If you believe in the divine, then communion with the divine is found in that deeper wisdom, that deeper understanding and knowledge and love—none of which can be comprehended or exist without justice.

Like I said: The Druid’s Prayer is a path. It’s a prayer to be guided on a journey through that existence we ask to be able to love, from the immaturity of dependence to the maturity of wisdom. Yet it’s also a journey on which we’re always circling back to repeat the process, at every step re-experiencing what we’ve gone through before. None of us are strong all the time. None of us understand things all the time. None of us live just lives all the time. Sure as hell none of us are loving all the time.

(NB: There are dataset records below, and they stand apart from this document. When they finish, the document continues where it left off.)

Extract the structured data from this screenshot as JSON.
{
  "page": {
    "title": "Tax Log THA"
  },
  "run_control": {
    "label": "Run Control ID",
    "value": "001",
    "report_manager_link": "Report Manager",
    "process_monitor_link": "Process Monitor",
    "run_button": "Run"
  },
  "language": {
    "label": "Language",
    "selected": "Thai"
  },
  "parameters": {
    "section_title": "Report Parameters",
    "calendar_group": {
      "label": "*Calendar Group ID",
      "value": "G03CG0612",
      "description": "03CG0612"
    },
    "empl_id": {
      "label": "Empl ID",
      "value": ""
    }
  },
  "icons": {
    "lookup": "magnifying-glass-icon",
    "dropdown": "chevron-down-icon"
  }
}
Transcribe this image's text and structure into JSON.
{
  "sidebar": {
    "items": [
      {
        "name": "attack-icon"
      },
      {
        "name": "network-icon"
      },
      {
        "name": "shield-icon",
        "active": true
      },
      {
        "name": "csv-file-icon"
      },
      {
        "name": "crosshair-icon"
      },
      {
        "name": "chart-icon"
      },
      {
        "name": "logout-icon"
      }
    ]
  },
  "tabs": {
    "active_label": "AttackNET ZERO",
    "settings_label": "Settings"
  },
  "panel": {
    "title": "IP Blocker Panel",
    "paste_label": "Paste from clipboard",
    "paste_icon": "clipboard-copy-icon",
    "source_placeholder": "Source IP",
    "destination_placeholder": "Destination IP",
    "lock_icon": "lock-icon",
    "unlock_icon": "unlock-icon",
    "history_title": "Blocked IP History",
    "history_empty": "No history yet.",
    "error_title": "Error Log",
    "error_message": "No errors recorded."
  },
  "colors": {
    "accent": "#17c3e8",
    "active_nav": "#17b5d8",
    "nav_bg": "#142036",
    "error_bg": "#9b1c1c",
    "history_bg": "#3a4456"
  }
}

Which is why we pray for those things. And as we pray, as we recite this progressive litany, we meditate on what it is to work toward them. We meditate on the journey we’re praying for.

Therefore, the prayer isn’t merely a passive request. It’s active participation in the process. Which means that even if in reality we’re praying to nothing technically real... the prayer is still real.

And so are the things we’re praying for.

So that’s why I love the Druid’s Prayer, and what I think about when I say it.

Comments

That’s another prayer I say regularly (and not just because St, Francis was very Druidy)! Beautiful prayer.

Sunny Moraine

I like this prayer and I really appreciate you detailing your thoughts about it. It reminds me of why I'm fond of what's called The Prayer of St. Francis ( but not actually by him), "Lord, make me an instrument of thy peace", because it asks not for material help, but for help to be a better person, not for the self or the Divine, but for other people.